I’ve read every Josephine Tey mystery, and the ones I like best are The Singing Sands, The Franchise Affair, and Miss Pym Disposes, with my greatest fondness reserved for the first. It’s not just the story — it’s not even the story: it’s the storytelling. It’s the loving economy of language (I’m big on that: the right words said at the right time, like Goldilocks writing poetry).

It would be easy for modern critics to find fault, and the late Robert Barnard in his introduction to my editions does so, with some overlap in his criticism of Agatha Christie. But these were Golden Age writers, and in many ways they are both ‘of’ and ‘out of’ our time. One reads them (or at least I do, when I do) in part for the nostalgia of the atmosphere — the world of telegrams, train travel, motor cars that did 50 miles per hour top speed (in the 1920s), service revolvers left over from ‘the war’ conveniently to hand in suspects’ desk drawers. It’s true that Tey’s books are more mid-century (she died early in 1952, and The Singing Sands was published posthumously), but her books still have an away-feel, an enjoyable sense of another era. Indeed, the premise of The Franchise Affair derives from an actual criminal case of 1753! That sort of borrowing would, I suspect, be much harder for an author of our time. Our world is so transfigured that the distant past is not, as it was for Tey, readily translatable to the present.
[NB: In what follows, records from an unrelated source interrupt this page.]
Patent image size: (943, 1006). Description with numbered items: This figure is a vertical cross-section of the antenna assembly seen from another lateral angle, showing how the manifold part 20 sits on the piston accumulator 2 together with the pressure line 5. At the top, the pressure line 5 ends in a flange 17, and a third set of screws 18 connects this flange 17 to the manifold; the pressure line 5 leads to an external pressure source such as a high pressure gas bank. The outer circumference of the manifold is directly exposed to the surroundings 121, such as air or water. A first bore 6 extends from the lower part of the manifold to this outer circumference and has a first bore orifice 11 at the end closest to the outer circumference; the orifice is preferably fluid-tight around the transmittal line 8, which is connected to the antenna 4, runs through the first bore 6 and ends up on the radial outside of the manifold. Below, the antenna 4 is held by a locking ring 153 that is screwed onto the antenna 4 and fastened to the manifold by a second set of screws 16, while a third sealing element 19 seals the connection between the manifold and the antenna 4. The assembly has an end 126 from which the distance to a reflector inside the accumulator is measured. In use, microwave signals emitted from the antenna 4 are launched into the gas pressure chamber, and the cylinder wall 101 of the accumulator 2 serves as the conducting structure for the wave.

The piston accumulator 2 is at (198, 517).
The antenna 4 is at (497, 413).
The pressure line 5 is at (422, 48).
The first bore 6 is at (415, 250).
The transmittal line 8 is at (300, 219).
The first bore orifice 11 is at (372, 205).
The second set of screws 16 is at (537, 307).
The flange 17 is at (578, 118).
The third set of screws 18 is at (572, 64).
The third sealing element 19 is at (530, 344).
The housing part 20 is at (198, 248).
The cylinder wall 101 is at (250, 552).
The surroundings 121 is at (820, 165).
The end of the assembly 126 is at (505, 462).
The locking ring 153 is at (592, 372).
But whatever the cultural atmosphere, the greater pull is Tey’s landscapes and characters: Inspector Grant in Scotland, in The Singing Sands, for instance. Grant’s Scottish cousin Laura, and her son Pat: now there is a beautifully rendered, carefully observed and winning portrait of a boy between the knowingness of childhood and the innocence of adolescence (however knowing the latter may consider itself to be). If the poet William Logan is right that ‘[t]he believable children in literature are rarely interesting, and the interesting rarely believable,’ then Tey is unusual in achieving both. There is a sense of fun, of the vividness of life in these books: just for a day, I feel I wouldn’t mind being Lucy Pym, for instance. Tey holds some strange opinions about what one can surmise from people’s physiognomy — she believed in it so much that an entire novel, The Daughter Of Time, is founded on it — but when she says in Sands that ‘eyebrows are the keynote of the face’, you’re struck by the truth of the fact that most of us would do almost anything to avoid losing them. Those paired strips of hair, registering with great subtlety our tiniest reactions and deepest emotions, do seem to bear a vast weight of character.